La contamination sociale pour accélérer le changement
La rencontre s’est terminée sur une conférence de Marie-Ève Landry. La psychologue organisationnelle a eu l’audace d’amorcer sa présentation en parlant de l’épidémie de syphilis qui a frappé la ville de Baltimore en 1990. Pourquoi ? Parce qu’il s’agit d’un modèle parfait de contamination dont les TIR peuvent s’inspirer. L’assistance était visiblement dubitative, mais Marie-Ève Landry a bien expliqué l’analogie entre la contamination virale et la contamination sociale :
- Le contexte favorable à la contagion est lié à l’arrivée du crack dans cette ville.

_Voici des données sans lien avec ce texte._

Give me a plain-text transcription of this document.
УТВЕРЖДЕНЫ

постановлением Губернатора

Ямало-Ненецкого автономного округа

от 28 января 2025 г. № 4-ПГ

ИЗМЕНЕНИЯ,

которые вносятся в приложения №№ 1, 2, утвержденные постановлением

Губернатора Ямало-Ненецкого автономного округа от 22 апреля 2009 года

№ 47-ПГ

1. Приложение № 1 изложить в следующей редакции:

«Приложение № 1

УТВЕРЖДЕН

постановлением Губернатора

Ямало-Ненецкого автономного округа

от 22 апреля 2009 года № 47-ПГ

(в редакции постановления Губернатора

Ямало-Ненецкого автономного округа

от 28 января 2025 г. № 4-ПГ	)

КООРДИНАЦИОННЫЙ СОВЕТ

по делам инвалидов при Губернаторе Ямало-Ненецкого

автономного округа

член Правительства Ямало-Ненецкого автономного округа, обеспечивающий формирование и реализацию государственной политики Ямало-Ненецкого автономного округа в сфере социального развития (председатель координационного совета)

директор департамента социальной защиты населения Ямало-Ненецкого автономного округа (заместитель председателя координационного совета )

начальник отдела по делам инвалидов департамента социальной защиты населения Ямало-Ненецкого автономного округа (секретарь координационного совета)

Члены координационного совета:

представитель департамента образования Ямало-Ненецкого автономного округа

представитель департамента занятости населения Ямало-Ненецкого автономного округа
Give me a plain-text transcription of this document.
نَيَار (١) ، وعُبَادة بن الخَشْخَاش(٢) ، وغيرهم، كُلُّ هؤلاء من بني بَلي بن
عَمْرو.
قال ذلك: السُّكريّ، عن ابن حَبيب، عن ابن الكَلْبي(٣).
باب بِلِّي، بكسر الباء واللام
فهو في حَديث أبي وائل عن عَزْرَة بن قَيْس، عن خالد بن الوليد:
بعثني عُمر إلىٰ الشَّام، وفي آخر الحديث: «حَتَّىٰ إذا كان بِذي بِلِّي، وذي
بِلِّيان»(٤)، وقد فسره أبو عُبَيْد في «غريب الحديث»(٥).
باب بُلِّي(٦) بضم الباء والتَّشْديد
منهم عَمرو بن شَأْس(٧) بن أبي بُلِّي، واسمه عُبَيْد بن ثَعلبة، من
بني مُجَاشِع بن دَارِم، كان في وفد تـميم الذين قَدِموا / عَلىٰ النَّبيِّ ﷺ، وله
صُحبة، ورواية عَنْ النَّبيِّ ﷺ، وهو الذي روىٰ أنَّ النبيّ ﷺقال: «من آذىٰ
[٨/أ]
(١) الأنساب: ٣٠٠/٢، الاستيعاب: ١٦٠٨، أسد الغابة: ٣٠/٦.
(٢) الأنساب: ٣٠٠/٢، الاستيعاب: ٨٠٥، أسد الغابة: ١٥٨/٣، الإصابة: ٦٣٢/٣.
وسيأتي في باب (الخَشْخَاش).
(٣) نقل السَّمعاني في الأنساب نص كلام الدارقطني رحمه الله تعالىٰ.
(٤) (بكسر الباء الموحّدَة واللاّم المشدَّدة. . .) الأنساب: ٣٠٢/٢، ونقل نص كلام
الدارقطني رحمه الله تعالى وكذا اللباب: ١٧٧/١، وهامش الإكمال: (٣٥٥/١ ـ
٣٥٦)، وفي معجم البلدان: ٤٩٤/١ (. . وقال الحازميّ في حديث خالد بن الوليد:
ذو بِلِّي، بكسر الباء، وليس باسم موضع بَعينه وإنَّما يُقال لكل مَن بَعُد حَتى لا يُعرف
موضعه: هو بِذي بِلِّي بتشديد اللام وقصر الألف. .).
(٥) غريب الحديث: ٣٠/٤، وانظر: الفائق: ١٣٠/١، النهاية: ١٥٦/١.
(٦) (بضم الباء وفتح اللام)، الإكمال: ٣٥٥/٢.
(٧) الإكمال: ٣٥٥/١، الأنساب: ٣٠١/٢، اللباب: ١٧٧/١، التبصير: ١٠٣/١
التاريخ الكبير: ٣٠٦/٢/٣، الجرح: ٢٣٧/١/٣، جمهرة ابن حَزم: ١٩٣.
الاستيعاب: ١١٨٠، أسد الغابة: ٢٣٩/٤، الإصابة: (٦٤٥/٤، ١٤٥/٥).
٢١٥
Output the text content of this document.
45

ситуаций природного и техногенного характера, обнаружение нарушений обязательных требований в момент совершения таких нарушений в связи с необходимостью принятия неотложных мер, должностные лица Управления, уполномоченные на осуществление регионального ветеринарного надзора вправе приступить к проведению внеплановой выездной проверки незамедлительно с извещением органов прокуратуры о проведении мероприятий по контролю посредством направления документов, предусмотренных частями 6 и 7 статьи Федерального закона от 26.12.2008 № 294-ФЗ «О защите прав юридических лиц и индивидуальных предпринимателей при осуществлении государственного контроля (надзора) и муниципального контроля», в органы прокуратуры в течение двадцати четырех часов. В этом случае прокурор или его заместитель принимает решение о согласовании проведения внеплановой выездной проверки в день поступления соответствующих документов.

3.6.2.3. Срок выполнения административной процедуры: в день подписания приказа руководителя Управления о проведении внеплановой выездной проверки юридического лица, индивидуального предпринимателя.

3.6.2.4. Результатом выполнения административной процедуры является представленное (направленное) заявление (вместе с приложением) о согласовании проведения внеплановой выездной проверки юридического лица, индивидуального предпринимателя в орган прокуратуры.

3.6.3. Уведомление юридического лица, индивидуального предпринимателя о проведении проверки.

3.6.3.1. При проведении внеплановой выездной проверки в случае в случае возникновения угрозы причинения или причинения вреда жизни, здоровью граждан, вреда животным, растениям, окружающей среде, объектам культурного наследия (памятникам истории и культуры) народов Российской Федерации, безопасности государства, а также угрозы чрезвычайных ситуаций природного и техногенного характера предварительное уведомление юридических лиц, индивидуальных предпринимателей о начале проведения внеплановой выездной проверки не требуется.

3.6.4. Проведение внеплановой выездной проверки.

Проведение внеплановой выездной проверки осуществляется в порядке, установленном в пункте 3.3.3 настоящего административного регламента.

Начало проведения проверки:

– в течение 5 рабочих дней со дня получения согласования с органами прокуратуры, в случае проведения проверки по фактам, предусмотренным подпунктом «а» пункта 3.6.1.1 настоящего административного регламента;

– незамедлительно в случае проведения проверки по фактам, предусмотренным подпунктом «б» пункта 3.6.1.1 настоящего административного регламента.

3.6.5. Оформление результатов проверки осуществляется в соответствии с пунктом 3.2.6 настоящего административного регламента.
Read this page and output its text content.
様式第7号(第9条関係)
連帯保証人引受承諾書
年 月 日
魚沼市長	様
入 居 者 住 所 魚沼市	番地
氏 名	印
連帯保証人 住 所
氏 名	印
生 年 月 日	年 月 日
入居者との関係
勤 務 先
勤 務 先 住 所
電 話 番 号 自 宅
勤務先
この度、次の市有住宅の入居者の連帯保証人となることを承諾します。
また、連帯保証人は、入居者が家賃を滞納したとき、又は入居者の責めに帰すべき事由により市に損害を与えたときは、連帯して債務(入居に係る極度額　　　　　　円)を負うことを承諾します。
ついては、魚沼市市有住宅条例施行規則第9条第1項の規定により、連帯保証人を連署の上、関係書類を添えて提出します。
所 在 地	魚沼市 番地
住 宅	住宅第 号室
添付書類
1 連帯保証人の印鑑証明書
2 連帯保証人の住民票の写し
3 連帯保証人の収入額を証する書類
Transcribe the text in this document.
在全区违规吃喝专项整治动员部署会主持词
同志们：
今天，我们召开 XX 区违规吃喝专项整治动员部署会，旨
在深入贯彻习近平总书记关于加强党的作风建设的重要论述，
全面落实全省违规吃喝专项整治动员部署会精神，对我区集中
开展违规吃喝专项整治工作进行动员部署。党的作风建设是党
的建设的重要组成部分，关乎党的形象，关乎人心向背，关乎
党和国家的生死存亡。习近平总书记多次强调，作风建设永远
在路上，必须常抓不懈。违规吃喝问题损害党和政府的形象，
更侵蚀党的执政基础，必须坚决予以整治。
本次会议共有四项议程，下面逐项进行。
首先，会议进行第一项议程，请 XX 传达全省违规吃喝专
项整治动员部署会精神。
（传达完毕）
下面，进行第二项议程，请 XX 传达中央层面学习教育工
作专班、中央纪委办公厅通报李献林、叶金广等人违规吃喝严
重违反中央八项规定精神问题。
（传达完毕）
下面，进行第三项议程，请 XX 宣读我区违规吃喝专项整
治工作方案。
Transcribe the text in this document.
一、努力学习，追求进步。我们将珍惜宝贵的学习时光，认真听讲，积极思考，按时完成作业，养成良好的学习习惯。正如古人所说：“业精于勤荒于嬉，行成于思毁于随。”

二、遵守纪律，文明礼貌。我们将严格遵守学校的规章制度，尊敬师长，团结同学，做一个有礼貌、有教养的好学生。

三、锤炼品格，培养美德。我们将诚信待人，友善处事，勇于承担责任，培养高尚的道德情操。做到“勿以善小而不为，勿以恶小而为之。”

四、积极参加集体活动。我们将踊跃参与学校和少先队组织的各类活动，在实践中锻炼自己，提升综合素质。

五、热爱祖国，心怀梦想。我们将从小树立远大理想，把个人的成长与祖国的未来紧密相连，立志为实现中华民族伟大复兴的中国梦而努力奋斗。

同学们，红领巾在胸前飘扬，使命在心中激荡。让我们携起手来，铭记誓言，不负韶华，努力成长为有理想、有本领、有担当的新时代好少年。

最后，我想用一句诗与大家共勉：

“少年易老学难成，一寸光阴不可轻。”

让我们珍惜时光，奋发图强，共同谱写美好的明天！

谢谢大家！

- Le message a « collé », parce que le virus a muté, le rendant résistant au traitement.
- La circulation du message s’est accélérée, parce que les porteurs du virus, déplacés pour cause de fermeture de HLM dans leurs quartiers, ont contaminé d’autres personnes.
La conférencière a également dressé un portrait des différents talents susceptibles de contaminer une communauté :
- Les dynamiques ont de l’énergie à revendre : ils ont la capacité de convaincre les visionnaires et les gens qui carburent au changement.
- Les penseurs, qui prennent des décisions sages, ont les bons arguments pour convaincre les personnes pragmatiques.
- Les persuasifs ont la persévérance nécessaire pour inciter les personnes conservatrices à adopter de nouvelles habitudes.
- Les réseauteurs, qui connaissent tout le monde, agissent à toutes les étapes et tous les niveaux de la contamination.
Les participants ont quitté le Baluchon avec des idées plein la tête, des outils à expérimenter, de nouvelles stratégies de communication à mettre en pratique, et une perception enrichie de leurs façons d’être et de travailler. Ces événements annuels sont une belle occasion de se ressourcer et de prendre la mesure de la pertinence du travail des TIR et de la force d’un réseau engagé.